How does Nemty Ransomware Work?
Nemty ransomware is designed to attack entire networks rather than individual systems. It uses executables that lock all devices on a network and stop companies from decrypting individual machines. Once the victim pays the ransom, it is supplied with a single key to decrypt all devices on their network. Moreover, Nemty has been developed as ransomware-as-a-Service software. With RaaS software, ransomware operators sell their ransomware as a platform tool to other malicious actors. They in turn use the RaaS ransomware software to hold computer files, information or systems hostage. Nemty ransomware was named as such because it leaves a ransom note labelled “NEMTY-random characters-DECRIPT.txt” on the victim’s systems. The note provides instructions for the victim on how to obtain a decryption key. Nemty is notable for refusing to encrypt data on machines located in the countries of the former USSR.

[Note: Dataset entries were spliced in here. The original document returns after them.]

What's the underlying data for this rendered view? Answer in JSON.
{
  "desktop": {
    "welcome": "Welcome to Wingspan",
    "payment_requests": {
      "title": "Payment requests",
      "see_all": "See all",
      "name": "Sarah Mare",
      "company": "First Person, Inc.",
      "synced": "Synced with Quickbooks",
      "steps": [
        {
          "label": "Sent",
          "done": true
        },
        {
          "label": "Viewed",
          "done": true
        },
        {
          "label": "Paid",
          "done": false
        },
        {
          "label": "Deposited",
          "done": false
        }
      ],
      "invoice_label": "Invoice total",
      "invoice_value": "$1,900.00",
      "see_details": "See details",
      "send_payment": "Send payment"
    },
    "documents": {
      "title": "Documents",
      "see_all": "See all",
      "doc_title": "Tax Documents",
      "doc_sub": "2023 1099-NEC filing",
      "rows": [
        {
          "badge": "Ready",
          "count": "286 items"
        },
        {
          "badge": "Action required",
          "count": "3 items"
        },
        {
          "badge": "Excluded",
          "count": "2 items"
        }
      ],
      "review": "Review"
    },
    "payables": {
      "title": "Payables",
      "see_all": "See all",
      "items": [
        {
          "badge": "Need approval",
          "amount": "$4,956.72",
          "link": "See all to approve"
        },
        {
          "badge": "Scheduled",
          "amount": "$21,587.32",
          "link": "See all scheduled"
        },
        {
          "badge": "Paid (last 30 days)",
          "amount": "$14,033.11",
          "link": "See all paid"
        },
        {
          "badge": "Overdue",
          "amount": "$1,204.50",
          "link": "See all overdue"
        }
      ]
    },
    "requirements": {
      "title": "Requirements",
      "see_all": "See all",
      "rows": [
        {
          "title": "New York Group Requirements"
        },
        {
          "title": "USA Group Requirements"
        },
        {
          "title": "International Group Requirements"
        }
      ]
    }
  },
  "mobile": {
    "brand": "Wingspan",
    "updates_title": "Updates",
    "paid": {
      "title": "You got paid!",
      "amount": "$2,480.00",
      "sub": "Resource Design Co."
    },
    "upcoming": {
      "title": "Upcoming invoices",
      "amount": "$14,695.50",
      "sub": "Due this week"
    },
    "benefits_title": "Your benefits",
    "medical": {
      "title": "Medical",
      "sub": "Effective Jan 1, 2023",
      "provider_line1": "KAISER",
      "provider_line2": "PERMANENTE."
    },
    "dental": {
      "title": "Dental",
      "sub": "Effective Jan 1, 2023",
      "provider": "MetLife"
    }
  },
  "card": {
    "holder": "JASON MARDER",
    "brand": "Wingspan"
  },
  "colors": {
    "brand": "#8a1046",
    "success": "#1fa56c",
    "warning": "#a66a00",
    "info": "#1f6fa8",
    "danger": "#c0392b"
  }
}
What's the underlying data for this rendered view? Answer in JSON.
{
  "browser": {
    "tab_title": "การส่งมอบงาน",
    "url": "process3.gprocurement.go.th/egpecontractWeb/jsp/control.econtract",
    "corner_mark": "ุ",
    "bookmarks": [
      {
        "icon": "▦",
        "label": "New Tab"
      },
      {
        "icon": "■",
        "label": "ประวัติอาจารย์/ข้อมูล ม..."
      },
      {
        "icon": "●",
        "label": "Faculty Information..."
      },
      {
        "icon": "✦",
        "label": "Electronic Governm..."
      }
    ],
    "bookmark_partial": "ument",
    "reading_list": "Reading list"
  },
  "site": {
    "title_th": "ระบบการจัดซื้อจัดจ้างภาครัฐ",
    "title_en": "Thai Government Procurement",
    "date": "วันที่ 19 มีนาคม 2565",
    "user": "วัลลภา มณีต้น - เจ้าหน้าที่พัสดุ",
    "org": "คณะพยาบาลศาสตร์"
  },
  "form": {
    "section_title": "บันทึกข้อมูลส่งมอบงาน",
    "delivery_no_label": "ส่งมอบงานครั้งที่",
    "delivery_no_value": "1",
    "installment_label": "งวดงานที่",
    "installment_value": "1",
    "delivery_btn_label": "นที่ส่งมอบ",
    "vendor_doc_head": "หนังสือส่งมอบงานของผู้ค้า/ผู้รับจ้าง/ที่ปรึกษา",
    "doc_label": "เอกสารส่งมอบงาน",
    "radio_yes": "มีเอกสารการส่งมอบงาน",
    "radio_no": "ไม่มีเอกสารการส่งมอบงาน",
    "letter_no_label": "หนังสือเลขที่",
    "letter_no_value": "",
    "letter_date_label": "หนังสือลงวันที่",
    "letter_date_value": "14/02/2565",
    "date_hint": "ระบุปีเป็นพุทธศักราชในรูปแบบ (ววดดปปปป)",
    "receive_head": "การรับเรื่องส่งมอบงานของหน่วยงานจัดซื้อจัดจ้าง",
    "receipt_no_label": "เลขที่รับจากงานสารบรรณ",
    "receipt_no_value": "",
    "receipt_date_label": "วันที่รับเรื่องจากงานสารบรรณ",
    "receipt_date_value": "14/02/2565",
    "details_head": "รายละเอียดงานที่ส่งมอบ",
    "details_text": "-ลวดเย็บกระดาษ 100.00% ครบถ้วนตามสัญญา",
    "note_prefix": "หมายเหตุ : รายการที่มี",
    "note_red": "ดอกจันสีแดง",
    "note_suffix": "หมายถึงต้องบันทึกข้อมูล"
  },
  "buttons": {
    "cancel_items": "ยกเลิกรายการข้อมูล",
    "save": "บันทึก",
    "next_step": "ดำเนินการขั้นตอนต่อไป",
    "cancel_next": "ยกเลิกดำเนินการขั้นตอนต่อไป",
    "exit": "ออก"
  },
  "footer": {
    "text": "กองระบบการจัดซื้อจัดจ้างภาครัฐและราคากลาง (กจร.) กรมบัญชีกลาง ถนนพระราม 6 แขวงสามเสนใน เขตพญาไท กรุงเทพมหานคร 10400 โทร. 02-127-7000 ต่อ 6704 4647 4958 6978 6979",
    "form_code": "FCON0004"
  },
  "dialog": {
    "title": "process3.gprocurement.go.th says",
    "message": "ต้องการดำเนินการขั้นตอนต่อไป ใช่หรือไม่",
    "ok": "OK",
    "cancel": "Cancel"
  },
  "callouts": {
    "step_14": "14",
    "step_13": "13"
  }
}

Change in Ransomware Operators’ Tactics
Until recently attackers using ransomware have just encrypted data on victims’ computers, networks or systems. They then required payment from the victim before they would decrypted the data. However, recently they have begun to also steal the data before encrypting it. If the company does not pay, attackers then leak the stolen data a-little-at-a-time until the company pays the ransom. Or until all the data has been released. According to BleepingComputer: “The theory behind this is that companies may be more apt to pay a ransom if it costs less than the possible fines, data breach notification costs, loss of trade and business secrets, tarnishing of brand image, and potential lawsuits for the disclosing of personal data.” In the case of Nemty, it already has RaaS functionality in place. Therefore modifying the RaaS to extract data before encrypting it would not be difficult to implement.
Ransomware Tactic of Leaking Data is on the Rise
The tactic of leaking stolen data was first used by Maze ransomware operators in December 2019. Sodinokipi ransomware also used this tactic a couple of days ago against Artech Information Systems. Furthermore, Sodinokipi is threatening to do the same to Travelex if it does not pay up. Now Nemty is also looking at leaking victims’ data if they don’t pay. Moreover, Snatch and Zeppelin ransomware are also designed to steal information. This indicates that the trend is on the rise.
How does Nemty Ransomware Intend to Leak Stolen Data?
Nemty operators have a news feed where they post their plans, bug fixes and upcoming changes to their RaaS. According to a recent “News” post shared with BleepingComputer, Nemty plans to create a website where they will leak stolen data if ransoms are not paid.